I told the CPO: “You call back the IGP and tell him, I cannot be a Penang leader if I can’t settle this problem.”
Nobody wanted to go! Koh Tsu Koon, Shariff Omar, all the excos semua tak nak pergi! So I went.
You know the problem? I told the mosque people, azan five times a day is ok but there were some announcements, touching on Melayu and Islam, some hints ... so I told them:
“Lima kali. Lebih daripada itu, I have a problem. I kena rampas you punya mike.” (Five times. Anything more, I will have to seize your microphone.)
So they said: “Jangan Datuk.” So I said: “You know I’m with you, don’t overdo it.” I also told Koh Tsu Koon to give them the land for the (relocation of the) temple. So, I told the (Muslim) people, you pukul budak Hindu umur 12 tahun, (hit a 12–year–old Hindu boy) is not right. So they settled and shook hands. Done.
I only brought my plainclothes guards. Even the police were not allowed in the temple because people were already angry as they tear–gased the neighbourhood.
I said the same thing to the temple committee: “I know your prayer times.” I was studying in Malay College Kuala Kangsar where there was a temple next door. You don’t have to look at your watch. Teng! Teng! Teng! Teng! 6am. Teng! Teng! Teng! Teng! 6pm.

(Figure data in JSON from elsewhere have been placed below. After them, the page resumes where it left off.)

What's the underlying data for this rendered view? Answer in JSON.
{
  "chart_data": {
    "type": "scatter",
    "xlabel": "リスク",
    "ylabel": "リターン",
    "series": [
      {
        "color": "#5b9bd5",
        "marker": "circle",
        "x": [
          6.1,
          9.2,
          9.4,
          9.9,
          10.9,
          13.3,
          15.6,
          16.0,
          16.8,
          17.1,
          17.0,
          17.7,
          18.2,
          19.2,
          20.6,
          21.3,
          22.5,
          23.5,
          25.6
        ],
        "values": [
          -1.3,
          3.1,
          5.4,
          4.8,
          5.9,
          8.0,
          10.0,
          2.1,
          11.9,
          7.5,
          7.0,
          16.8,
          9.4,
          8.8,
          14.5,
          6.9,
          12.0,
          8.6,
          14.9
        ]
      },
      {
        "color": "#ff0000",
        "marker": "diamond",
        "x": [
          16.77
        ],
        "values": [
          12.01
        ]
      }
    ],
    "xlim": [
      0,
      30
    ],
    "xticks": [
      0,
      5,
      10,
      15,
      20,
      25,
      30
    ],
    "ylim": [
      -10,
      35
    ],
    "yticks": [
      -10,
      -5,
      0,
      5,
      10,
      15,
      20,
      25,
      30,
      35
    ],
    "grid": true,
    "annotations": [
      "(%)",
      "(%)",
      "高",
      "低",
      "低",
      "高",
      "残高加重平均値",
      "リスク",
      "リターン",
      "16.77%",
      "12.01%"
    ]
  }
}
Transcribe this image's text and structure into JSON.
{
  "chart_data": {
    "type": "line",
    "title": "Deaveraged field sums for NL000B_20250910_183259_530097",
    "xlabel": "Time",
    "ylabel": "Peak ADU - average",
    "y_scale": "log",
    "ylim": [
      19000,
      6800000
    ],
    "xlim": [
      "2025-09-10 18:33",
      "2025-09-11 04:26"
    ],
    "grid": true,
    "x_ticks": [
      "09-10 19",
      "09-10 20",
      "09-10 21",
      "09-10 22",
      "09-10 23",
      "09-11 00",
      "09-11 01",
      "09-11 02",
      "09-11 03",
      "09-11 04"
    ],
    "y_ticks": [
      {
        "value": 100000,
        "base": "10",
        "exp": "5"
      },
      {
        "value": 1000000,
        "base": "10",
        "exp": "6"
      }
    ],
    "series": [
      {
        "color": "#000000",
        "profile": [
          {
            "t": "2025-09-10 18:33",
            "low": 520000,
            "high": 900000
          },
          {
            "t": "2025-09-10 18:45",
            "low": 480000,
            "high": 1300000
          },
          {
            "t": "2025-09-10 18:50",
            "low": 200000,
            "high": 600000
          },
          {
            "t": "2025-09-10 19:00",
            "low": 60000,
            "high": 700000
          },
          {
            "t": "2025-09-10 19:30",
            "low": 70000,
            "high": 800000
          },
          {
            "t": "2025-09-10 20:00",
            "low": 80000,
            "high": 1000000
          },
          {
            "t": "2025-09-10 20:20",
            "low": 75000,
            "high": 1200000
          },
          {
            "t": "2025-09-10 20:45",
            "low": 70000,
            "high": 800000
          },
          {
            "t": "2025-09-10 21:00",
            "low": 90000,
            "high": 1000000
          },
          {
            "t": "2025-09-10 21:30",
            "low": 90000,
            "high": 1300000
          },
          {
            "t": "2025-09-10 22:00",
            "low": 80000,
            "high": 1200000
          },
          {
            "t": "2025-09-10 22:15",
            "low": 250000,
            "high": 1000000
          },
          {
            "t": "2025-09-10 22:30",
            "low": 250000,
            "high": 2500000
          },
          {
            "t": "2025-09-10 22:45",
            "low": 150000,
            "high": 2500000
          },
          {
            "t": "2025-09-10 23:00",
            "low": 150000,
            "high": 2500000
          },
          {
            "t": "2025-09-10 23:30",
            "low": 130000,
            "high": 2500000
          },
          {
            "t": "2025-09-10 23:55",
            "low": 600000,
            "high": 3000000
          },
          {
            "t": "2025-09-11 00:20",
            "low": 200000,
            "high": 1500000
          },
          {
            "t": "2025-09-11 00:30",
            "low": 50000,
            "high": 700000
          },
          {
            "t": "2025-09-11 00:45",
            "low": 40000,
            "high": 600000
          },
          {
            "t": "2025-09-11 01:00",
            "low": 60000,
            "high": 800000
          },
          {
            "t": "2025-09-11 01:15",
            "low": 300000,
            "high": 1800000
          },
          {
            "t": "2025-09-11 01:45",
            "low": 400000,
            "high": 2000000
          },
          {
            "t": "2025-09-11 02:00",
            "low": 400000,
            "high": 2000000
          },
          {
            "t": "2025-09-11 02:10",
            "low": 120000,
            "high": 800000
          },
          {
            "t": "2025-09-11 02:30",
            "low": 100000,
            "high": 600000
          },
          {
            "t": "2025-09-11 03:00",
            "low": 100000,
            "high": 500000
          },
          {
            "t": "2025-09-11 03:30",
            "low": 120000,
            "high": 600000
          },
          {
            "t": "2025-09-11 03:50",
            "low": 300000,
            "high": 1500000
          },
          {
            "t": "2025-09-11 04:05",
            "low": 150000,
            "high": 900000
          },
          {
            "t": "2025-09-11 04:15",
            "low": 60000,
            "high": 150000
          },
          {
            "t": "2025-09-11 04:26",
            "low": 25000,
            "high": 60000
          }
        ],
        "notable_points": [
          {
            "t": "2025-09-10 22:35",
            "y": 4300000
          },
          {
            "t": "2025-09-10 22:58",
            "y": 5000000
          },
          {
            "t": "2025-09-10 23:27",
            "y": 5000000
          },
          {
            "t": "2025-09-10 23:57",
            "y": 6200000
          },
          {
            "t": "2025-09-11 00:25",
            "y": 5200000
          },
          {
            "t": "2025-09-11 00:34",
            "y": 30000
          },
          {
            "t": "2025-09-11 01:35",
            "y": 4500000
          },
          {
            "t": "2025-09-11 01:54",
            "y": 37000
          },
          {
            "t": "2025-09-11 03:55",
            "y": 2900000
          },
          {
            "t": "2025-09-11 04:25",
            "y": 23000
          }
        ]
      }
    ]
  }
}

So I told them don’t provoke because during the Muslim prayer times they were ringing the bells even louder.
So I told them that I warned the mosque committee that I will seize the microphone. So, to the temple committee, I said if you do the same thing, I will also rampas your bells.
And what did Chandra say? That I threatened to silence all bells in Hindu temples across the nation?! It’s not true. Of course I had to sound very tough also. How do you solve the problem when they are fighting like that?
It is totally wrong what they are trying to portray me as. I am very indebted to the Indian community. They have helped me a lot. You see the Bukit Selambau fellow (Independent candidate V. Arumugan)? He said he will join PKR if I come there and hold his hand. So I did. And he won, and now he has joined Keadilan!
Terence: What is your take on the new cabinet? Some say that it is very Umno–centric.
Anwar: Ya! First I can see that there are attempts to respond to the electorate but overall it is a disappointing line–up. It is not catered for the expectations of people. There seem to be some shift in policies but then some characters tainted with corruption continue to be in office… well, these are exciting times!
“We have Chinese voting for PAS, Malays voting for DAP. The people have spoken. They said look, we want a cohesive Opposition, so today, so–called contentious issues of the past, like the Islamic State and Hudud have been resolved.”
“I don’t deny that there are problems. Even within Keadilan, we have contending candidates, the DAP and PAS also have issues. But in the case of Perak, I understand the problem. PAS had the least number of seats so naturally, for DAP to take a tougher stance is quite understandable.”
“I was very confident that we will take over the whole government. We crossed the one–third mark a long time ago.”
“We had passed 48% of the popular vote. Edging about 2% a day of the shift; and they knew that. That’s why they cancelled the indelible ink.”
“That’s interesting. ‘I am a traitor to the Malays’. I have not taken one share, no taxi permit, no contract in the name of bumiputra and all those so–called champions of Malays have taken hundreds of taxi permits, APs and contracts by the hundreds of millions of ringgit.”
“Coming from a Chinese they would immediately play the racial card. It is unfair to Guan Eng, although I would have advised him not to touch on the NEP, but it was unfair to him because his words were taken out of context.”
“As long as we have a clear programme and agenda, and more importantly here and now, clearer ground rules we will be alright. No way are we going to tolerate alienation of land to your son, daughter, son–in–law. No way!”
“I warned the mosque committee that I will seize the microphone. So, to the temple committee, I said if you do the same thing, I will also rampas your bells.”